3. The DPZ has consistently failed to publish task force meeting agendas and
related materials in a timely manner, denying citizens the opportunity to understand
what will be discussed and what will be said. Agendas continue to be published on
Friday evenings at close of business just two business days ahead of the Tuesday evening
Task Force meetings in violation of Virginia’s FOIA law on public meetings. Only this
week has the DPZ and Task Force published notes—that are largely inadequate—of the
Task Force’s two January meetings.
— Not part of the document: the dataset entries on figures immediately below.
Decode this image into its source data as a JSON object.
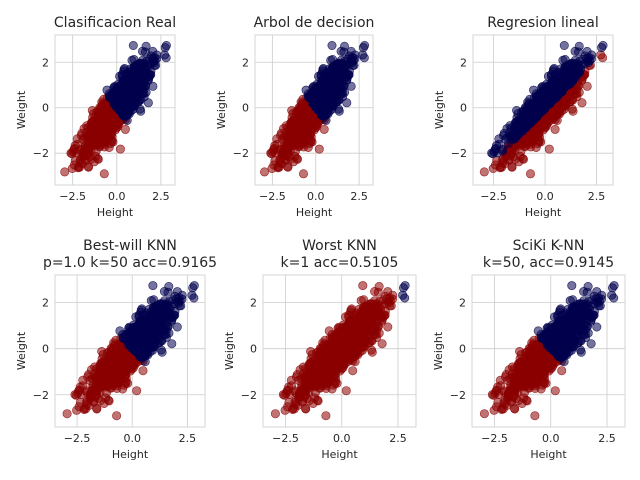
{
  "figure": {
    "background": "#ffffff",
    "colors": {
      "class_high": "#00004d",
      "class_low": "#8b0000",
      "grid": "#cccccc",
      "text": "#262626"
    }
  },
  "chart_data": [
    {
      "type": "scatter",
      "title_lines": [
        "Clasificacion Real"
      ],
      "xlabel": "Height",
      "ylabel": "Weight",
      "xlim": [
        -3.5,
        3.3
      ],
      "ylim": [
        -3.4,
        3.2
      ],
      "xticks": [
        -2.5,
        0.0,
        2.5
      ],
      "xtick_labels": [
        "−2.5",
        "0.0",
        "2.5"
      ],
      "yticks": [
        -2,
        0,
        2
      ],
      "ytick_labels": [
        "−2",
        "0",
        "2"
      ],
      "grid": true,
      "distribution": {
        "mode": "true",
        "slope": 1.0,
        "center_spread": 0.6,
        "perp_spread": 0.35,
        "n_points": 1000
      },
      "series": [
        {
          "color": "#00004d",
          "region": "upper-right"
        },
        {
          "color": "#8b0000",
          "region": "lower-left"
        }
      ]
    },
    {
      "type": "scatter",
      "title_lines": [
        "Arbol de decision"
      ],
      "xlabel": "Height",
      "ylabel": "Weight",
      "xlim": [
        -3.5,
        3.3
      ],
      "ylim": [
        -3.4,
        3.2
      ],
      "xticks": [
        -2.5,
        0.0,
        2.5
      ],
      "xtick_labels": [
        "−2.5",
        "0.0",
        "2.5"
      ],
      "yticks": [
        -2,
        0,
        2
      ],
      "ytick_labels": [
        "−2",
        "0",
        "2"
      ],
      "grid": true,
      "distribution": {
        "mode": "true",
        "slope": 1.0,
        "center_spread": 0.6,
        "perp_spread": 0.35,
        "n_points": 1000
      },
      "series": [
        {
          "color": "#00004d",
          "region": "upper-right"
        },
        {
          "color": "#8b0000",
          "region": "lower-left"
        }
      ]
    },
    {
      "type": "scatter",
      "title_lines": [
        "Regresion lineal"
      ],
      "xlabel": "Height",
      "ylabel": "Weight",
      "xlim": [
        -3.5,
        3.3
      ],
      "ylim": [
        -3.4,
        3.2
      ],
      "xticks": [
        -2.5,
        0.0,
        2.5
      ],
      "xtick_labels": [
        "−2.5",
        "0.0",
        "2.5"
      ],
      "yticks": [
        -2,
        0,
        2
      ],
      "ytick_labels": [
        "−2",
        "0",
        "2"
      ],
      "grid": true,
      "distribution": {
        "mode": "linear",
        "slope": 1.0,
        "center_spread": 0.6,
        "perp_spread": 0.35,
        "n_points": 1000
      },
      "series": [
        {
          "color": "#00004d",
          "region": "upper-left"
        },
        {
          "color": "#8b0000",
          "region": "lower-right"
        }
      ]
    },
    {
      "type": "scatter",
      "title_lines": [
        "Best-will KNN",
        "p=1.0 k=50 acc=0.9165"
      ],
      "xlabel": "Height",
      "ylabel": "Weight",
      "xlim": [
        -3.5,
        3.3
      ],
      "ylim": [
        -3.4,
        3.2
      ],
      "xticks": [
        -2.5,
        0.0,
        2.5
      ],
      "xtick_labels": [
        "−2.5",
        "0.0",
        "2.5"
      ],
      "yticks": [
        -2,
        0,
        2
      ],
      "ytick_labels": [
        "−2",
        "0",
        "2"
      ],
      "grid": true,
      "distribution": {
        "mode": "true",
        "slope": 1.0,
        "center_spread": 0.6,
        "perp_spread": 0.35,
        "n_points": 1000
      },
      "series": [
        {
          "color": "#00004d",
          "region": "upper-left"
        },
        {
          "color": "#8b0000",
          "region": "lower-right"
        }
      ]
    },
    {
      "type": "scatter",
      "title_lines": [
        "Worst KNN",
        "k=1 acc=0.5105"
      ],
      "xlabel": "Height",
      "ylabel": "Weight",
      "xlim": [
        -3.5,
        3.3
      ],
      "ylim": [
        -3.4,
        3.2
      ],
      "xticks": [
        -2.5,
        0.0,
        2.5
      ],
      "xtick_labels": [
        "−2.5",
        "0.0",
        "2.5"
      ],
      "yticks": [
        -2,
        0,
        2
      ],
      "ytick_labels": [
        "−2",
        "0",
        "2"
      ],
      "grid": true,
      "distribution": {
        "mode": "mostly-low",
        "slope": 1.0,
        "center_spread": 0.6,
        "perp_spread": 0.35,
        "n_points": 1000
      },
      "series": [
        {
          "color": "#00004d",
          "region": "top-right tip"
        },
        {
          "color": "#8b0000",
          "region": "nearly all"
        }
      ]
    },
    {
      "type": "scatter",
      "title_lines": [
        "SciKi K-NN",
        "k=50, acc=0.9145"
      ],
      "xlabel": "Height",
      "ylabel": "Weight",
      "xlim": [
        -3.5,
        3.3
      ],
      "ylim": [
        -3.4,
        3.2
      ],
      "xticks": [
        -2.5,
        0.0,
        2.5
      ],
      "xtick_labels": [
        "−2.5",
        "0.0",
        "2.5"
      ],
      "yticks": [
        -2,
        0,
        2
      ],
      "ytick_labels": [
        "−2",
        "0",
        "2"
      ],
      "grid": true,
      "distribution": {
        "mode": "true",
        "slope": 1.0,
        "center_spread": 0.6,
        "perp_spread": 0.35,
        "n_points": 1000
      },
      "series": [
        {
          "color": "#00004d",
          "region": "upper-left"
        },
        {
          "color": "#8b0000",
          "region": "lower-right"
        }
      ]
    }
  ]
}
Posting of briefing materials has become timelier
after the meetings, but could and should be presented ahead of the meetings, so citizens
may be well informed about the coming presentations.
4. The Task Force and DPZ have failed to inform residents in and around
areas that will be discussed about either their informational or community meetings.
For example, they have not notified the residents of Polo Field Neighborhood
Association, a neighborhood that lies partly within ¼ mile of the proposed Herndon-
Monroe Metro station, that they will be discussing the Herndon-Monroe TOD area on
February 23, and will have a community meeting on the topic on Saturday, February 26.
The RCA’s Reston 2020 Committee has had to inform them of these upcoming events.
Without knowing of these proceedings, the neighborhoods are unable to even attend,
much less make a substantive contribution.

These Task Force and DPZ failures have reduced Restonians’ information about
and contributions to the Task Force’s work. In the last instance, citizens may not even be
aware of Task Force work that may directly affect their homes, schools, travel, and, in
general, their quality of life. This is not an acceptable way to operate a public task force.